How To Get Ready For Medicare

How to get ready for MedicareSo, you are about to turn 65 years of age. The big elephant in the room is “Have you researched Medicare?”. If not, it is likely you are doing so right now. If you are wondering how to get ready for Medicare, we can help! In Home Care Advisors would like talk about the top things you should know about Medicare. You have Medicare coverage choices. It is important to be informed on what those choices are. We hope that this article will allow you to continue to be more independent in your senior years. Understanding what is covered and what is not through Medicare, and the different types of Medicare plans (A, B, C & D) will allow you to make more informed decisions. These decisions are ones that can affect your health, finances and overall wellbeing.
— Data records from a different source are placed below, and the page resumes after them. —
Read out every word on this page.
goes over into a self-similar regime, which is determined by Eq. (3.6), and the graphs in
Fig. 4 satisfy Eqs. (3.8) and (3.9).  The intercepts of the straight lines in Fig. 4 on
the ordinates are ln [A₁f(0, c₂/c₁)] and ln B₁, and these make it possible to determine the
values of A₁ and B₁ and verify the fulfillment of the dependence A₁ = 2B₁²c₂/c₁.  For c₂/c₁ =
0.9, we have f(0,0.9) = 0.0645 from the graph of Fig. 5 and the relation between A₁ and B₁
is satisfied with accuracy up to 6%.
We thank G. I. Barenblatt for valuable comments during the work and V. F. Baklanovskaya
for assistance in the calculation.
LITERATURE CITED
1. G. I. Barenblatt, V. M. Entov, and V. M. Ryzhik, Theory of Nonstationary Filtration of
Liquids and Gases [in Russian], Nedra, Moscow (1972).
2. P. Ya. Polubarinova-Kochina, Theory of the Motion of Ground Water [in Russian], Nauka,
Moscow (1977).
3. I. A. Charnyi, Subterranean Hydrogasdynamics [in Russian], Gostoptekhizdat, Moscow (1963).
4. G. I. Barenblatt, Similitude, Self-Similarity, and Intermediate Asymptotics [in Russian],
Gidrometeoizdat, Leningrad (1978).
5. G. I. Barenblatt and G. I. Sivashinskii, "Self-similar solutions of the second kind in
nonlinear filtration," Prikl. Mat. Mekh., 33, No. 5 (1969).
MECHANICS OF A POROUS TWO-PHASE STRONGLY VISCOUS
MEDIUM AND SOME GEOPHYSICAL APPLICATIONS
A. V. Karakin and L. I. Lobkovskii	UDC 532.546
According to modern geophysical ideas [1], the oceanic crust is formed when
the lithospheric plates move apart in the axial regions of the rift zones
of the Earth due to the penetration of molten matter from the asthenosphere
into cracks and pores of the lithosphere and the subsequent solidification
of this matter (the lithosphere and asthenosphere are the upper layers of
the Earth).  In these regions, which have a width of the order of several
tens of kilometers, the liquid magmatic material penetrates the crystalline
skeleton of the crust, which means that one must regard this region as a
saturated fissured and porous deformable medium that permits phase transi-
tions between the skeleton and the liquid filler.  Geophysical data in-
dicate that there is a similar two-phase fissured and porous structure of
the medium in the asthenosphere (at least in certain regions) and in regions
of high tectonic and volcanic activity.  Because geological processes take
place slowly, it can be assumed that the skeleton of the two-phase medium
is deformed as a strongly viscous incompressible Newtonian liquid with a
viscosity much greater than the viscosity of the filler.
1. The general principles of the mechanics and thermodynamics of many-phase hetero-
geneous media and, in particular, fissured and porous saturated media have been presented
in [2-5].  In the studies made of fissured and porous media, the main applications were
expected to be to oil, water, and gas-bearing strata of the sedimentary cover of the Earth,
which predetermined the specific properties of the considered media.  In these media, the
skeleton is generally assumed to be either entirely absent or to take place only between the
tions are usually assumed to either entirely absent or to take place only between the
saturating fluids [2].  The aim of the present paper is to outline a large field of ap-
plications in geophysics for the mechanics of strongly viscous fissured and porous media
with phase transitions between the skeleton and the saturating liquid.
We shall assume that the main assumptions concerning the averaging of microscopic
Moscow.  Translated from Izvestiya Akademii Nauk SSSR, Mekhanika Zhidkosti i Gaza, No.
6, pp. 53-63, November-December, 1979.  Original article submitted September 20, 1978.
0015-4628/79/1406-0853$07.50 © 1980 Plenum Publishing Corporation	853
One of the best ways to learn ‘How To Get Ready For Medicare’ is to learn the facts!

FAQ’s about Medicare

  • When does Medicare Start?

You are either automatically enrolled on your 65th birthday or can sign up for Medicare 3 months before your 65th birthday and 4 months into your 65th year of life.

  • When is Medicare Enrollment Automatic?

If you have been paying Medicare Payroll Taxes and are getting Social Security, on your 65th birthday you will be automatically enrolled in Medicare Part A & B.

  • Do I need to Sign Up for Medicare?

If you are not getting Social Security in anyway, you will then have to physically sign up for Medicare in the timeframe mentioned above. If you missed that time frame, no need to worry, Medicare open enrollment is during Jan 1st and March 31st of every year. This allows people to sign up even years after they turn 65, but you may have to pay a penalty. Also, if you are enrolling in the open enrollment period, it is important to keep that in mind that your coverage will go into effect July 1st of that year and not immediately.

What are the types of Medicare?

There are 4 types of Medicare

  • Part A Medicare – Helps cover the costs of Impatient Treatments & Care as well as some In Home Care Services.
  • Part B Medicare – Helps cover the costs of Outpatient Treatments & Care, as well as some In Home Care Services.
  • Part C Medicare (Also known as Medicare Advantage) – This is a privately-owned option that usually offers more coverages (commonly vision & hearing) and an out of pocket expense cap.
  • Part D Medicare – Prescription drug coverage.

What are the Pros & Cons of the different Medicare types?

Medicare Part A & B –

  • Pros: Premiums based on Monthly Income, Coverage available at any office that Accepts Medicare, Helps cut the Costs of Traditional Healthcare visits & treatments.
  • Cons: There are Premiums, Co-pays, there is No cap on Out-Of-Pocket expenses, does Not include Drug Coverage, Penalty for not Signing up at age 65.

Medicare Part C –

  • Pros: Greater Coverage Possibilities, More Plan Options because it is Privately-Owned, there is a Cap on Out-Of-Pocket Expenses.
  • Cons: Premiums are usually Higher, You must find a Provider that accepts your Specific Plan (not just Medicare), Because they are privately owned each plan has different coverages and limitations, so it is important to pick a plan that meets your health needs specifically.

Medicare Part D –

  • Pros: Helps cover Prescription Drug Costs, Coverage Available any place that Accepts Medicare.
  • Cons: Premiums, Copays, and other ongoing costs, does not cover all prescribed drugs, can Affect Coverage of Existing Healthcare Plan, Applying for Part D will Disenroll you, if you currently have Medicare Advantage (Part C Medicare) and vice-versa.

Understand How to get ready for Medicare & Use it Wisely

There is no master plan that fits all. Your health history and status play a major role in which type of Medicare plan(s) will work for you. The one thing we can tell you is that understanding Medicare is a critical aspect of aging independently. Yes, we all wish we could trust everyone we encounter. However, if there is one thing these years have taught us it is that’s not a likely probability. And in the end, you and your family are the ones left with the bill. This is something we can prevent, so we share!